А еще, думается мне, Льву Семеновичу очень повезло с одной маленькой девочкой. Когда-то, вместе с младшей сестрой, она послужила ему «испытательным полигоном», где он сверял с жизнью многие свои предположения и гипотезы, о чем сама она в ту пору, конечно, не подозревала. Впрочем, кто из великих, включая самого Пиаже, не играл в эти психологические «семейные игры»? «Вся наша отечественная психология наполовину обязана тебе», – полушутя бросил ей как-то Запорожец. Но так много воды утекло с тех пор, что девочка эта давным-давно выросла, и тоже стала психологом, и прошла профессиональным путем своего отца, и успела состариться, и уже на склоне лет выпустила о нем свои воспоминания, к которым теперь постоянно обращаются его биографы.
Память ребенка прихотлива и избирательна; она отвергает все, что не замешено на глубоком и искреннем чувстве. И если спустя шесть десятилетий пожилая женщина, а когда-то, давным-давно, «папина дочка», во всей первозданной свежести сохранила в сердце живой и трогательный образ детского своего кумира, то это уже само по себе говорит о многом. О той атмосфере любви и душевной щедрости, которую, словно эманацию, распространял вокруг себя Лев Семенович. И еще о том, как много значил для него малый мир семьи наряду с большим миром общечеловеческих проблем, который он обнимал своей теоретической мыслью.

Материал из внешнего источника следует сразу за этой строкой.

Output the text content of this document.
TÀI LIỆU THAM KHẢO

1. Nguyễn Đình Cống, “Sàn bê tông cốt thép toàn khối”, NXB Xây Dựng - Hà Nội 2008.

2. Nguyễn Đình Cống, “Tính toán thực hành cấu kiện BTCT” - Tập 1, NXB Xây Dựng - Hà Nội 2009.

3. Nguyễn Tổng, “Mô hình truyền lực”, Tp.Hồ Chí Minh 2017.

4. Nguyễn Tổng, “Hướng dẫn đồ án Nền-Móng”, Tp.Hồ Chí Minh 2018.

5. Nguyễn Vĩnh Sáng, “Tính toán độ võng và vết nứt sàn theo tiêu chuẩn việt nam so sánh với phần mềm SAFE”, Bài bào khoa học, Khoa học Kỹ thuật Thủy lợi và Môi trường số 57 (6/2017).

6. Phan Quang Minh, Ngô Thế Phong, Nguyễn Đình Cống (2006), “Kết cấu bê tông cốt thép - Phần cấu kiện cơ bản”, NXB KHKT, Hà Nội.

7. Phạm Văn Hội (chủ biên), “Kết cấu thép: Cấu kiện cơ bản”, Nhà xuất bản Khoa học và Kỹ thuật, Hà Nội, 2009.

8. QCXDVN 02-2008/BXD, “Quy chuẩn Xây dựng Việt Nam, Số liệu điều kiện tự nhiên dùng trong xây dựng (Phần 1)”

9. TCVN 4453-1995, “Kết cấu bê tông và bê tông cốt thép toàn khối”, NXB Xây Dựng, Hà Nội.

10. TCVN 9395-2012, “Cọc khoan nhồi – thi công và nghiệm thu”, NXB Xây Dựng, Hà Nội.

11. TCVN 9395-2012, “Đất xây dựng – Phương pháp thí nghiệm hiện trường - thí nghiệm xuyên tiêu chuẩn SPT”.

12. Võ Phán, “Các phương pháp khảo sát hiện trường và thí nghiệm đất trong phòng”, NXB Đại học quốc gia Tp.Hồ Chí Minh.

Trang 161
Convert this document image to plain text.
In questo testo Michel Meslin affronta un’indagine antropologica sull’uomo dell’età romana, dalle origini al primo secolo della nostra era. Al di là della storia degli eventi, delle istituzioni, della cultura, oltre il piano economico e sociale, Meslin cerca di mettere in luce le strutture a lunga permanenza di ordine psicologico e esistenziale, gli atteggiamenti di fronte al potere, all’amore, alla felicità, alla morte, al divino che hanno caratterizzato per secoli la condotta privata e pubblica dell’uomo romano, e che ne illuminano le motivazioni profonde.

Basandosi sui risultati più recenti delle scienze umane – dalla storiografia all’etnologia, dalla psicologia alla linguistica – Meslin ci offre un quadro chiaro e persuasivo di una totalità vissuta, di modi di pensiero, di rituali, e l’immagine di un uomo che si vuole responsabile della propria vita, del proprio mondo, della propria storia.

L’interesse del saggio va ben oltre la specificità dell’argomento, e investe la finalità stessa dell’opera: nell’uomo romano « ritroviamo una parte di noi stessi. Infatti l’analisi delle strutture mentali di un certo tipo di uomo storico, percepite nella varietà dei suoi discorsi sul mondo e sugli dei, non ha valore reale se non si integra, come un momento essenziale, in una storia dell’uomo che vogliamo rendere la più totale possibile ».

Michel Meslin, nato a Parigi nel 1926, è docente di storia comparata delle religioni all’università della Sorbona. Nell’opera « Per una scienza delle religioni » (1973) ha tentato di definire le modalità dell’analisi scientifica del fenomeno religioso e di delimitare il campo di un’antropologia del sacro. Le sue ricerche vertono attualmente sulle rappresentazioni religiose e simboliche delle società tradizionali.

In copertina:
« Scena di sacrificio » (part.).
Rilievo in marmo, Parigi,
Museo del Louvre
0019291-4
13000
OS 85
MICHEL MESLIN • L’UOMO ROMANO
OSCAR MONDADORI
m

Да, такое не придумаешь… Ясный день 9 мая 1934 года. У маленькой Гиты праздник – сегодня ей исполнилось девять лет. Накануне отец спросил ее: «Что тебе подарить?» – и, услышав в ответ, что, мол, ничего не нужно, ведь она уже получила от него альбом для марок, мягко возразил: «Но мне доставляет такое удовольствие делать тебе подарки. Не лишай меня этой радости». С утра бабушка испекла именинный крендель. Под вечер пришли сверстники, и началась любимая тогда у детворы игра в шарады. Играют в комнате родителей, а загадывать слова убегают в тесную детскую. Но девочка подсознательно ждет возвращения с работы отца и прислушивается к звуку входной двери. Она, конечно, не знает, что в жизни их семьи давно не безоблачно, что врачи, не на шутку встревоженные состоянием Льва Семеновича, с зимы настаивают на его госпитализации. Но он не может. Не может прервать курс лекций, которые читает одновременно в Москве и Ленинграде, не может бросить на произвол судьбы зависящих от него слушателей курсов и аспирантов.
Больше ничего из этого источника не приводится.